Talking to “ordinary people”. A medieval art
de Michel Zink
Cerf, 240 p., 20 €
To those who know how to observe it, the Middle Ages always reveal a more complex social richness than one might imagine. So it is with his way of considering the “simple”, this non-literate, hardworking population, living far from courts, universities and monasteries. A fine connoisseur of medieval literature, Michel Zink, professor emeritus at the Collège de France, devoted his last year of classes to this intriguing research: how was this society, unequal and hierarchical par excellence, at the same time traversed by an effort to addressed to “the simple people”.
In their relationship with “simple people”, the clerics could not fail to be obsessed with this verse from the Gospels where Christ exclaims: “I bless you, Lord of heaven and earth, for having hidden this from the wise and to the skilful and to have revealed it to the little ones” (Matthew 11, 25). Michel Zink shows all their ambivalences about simplicity, which evokes innocence, candor but also stupidity, while being valued for the humility and the absence of duplicity that it presupposes. “The vocabulary of simplicity is in itself pejorative. It reflects the feeling of intellectual and social superiority of those who use it,” he notes.
drop latin
Concern for evangelization, however, forced scholars to address the people in a language they understood and to abandon Latin in order to conquer minds and hearts.
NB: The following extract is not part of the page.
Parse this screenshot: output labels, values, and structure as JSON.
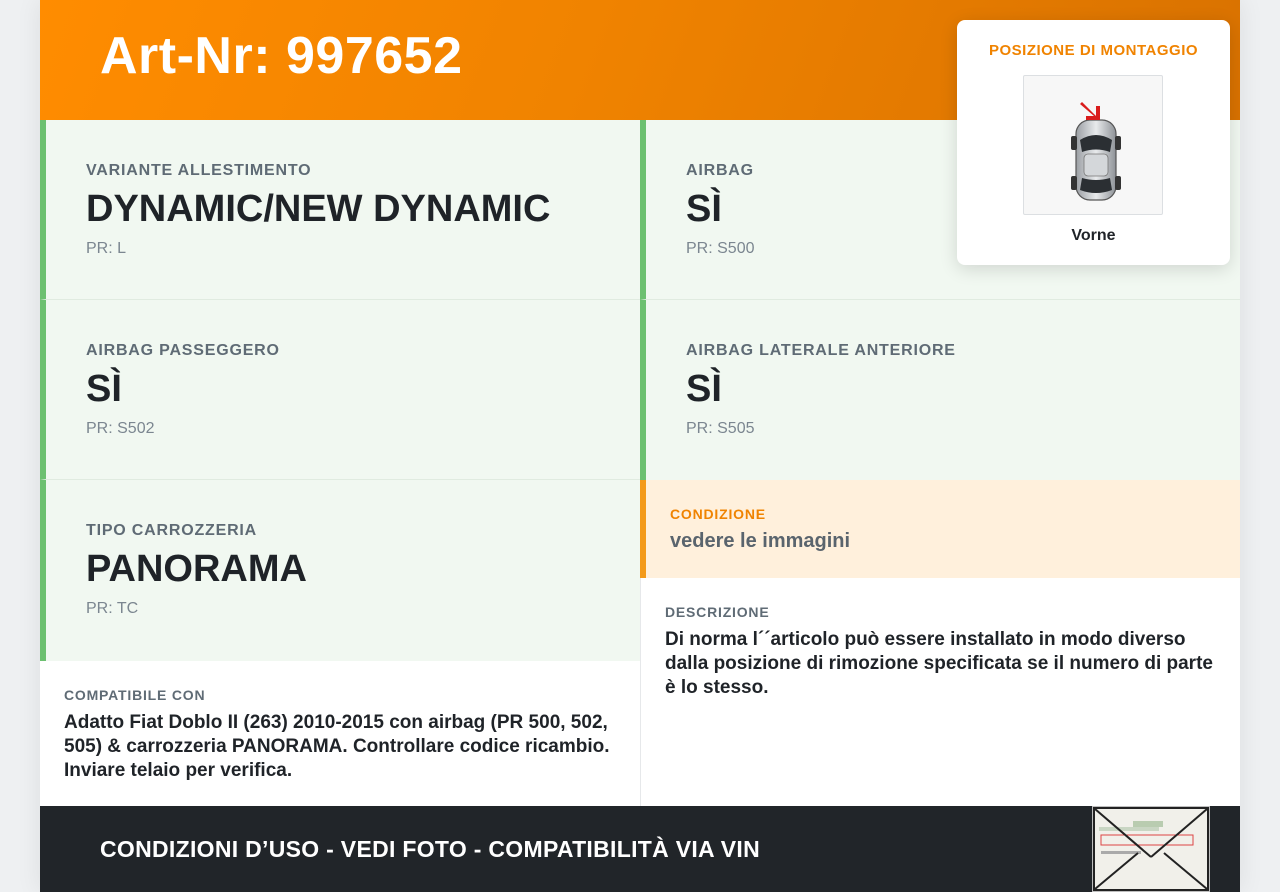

As early as 813, the Council of Tours invited people to preach in the “rustic Gallic or Teutonic language”, in other words in the language of the peasants, French or German. Thanks to the efforts of the clerics, a literary expression took shape in Romance languages that were still in their infancy. These shape songs and stories, appropriate and develop a popular poetry far removed from ancient canons and hitherto despised, deploy a syntax simpler than the Latin sentence and a new art of eloquence.
Their sermons intended for the simple also have recourse to exempla, these anecdotes of daily life or little edifying stories, which the preacher inserts into his sermon to bring out the lesson in a clear and lively way. “It is the conviction that the story is in itself a literary form adapted to the simple, as opposed to analysis, demonstration, exegesis of course, and even exhortation”, underlines Michel Zink .
This book returns with erudition – and in a sometimes a little pointed way – on the literary discoveries of the clerics to spread the Christian message. Thus, for Jacques de Vitry (1160-1240), the sermon should not seek “refined and elegant remarks”, always a subject of rivalry between clerics. It must be adapted to each of the audiences (bourgeois, peasants, patients…) and in particular “treat the ignorant and the neophytes, not with severity, but with gentleness”. A rich chapter is also devoted to Maurice de Sully (1120-1196), bishop of Paris who launched the construction of Notre-Dame Cathedral, author of the first French sermonary in prose, which was used… until the 19th century!
Through its efforts to reach everyone, this Middle Ages proves to be incredibly close to our contemporary concern for popularization and equality. It is the art of Michel Zink to span the centuries in this way to make us feel this unknown relationship.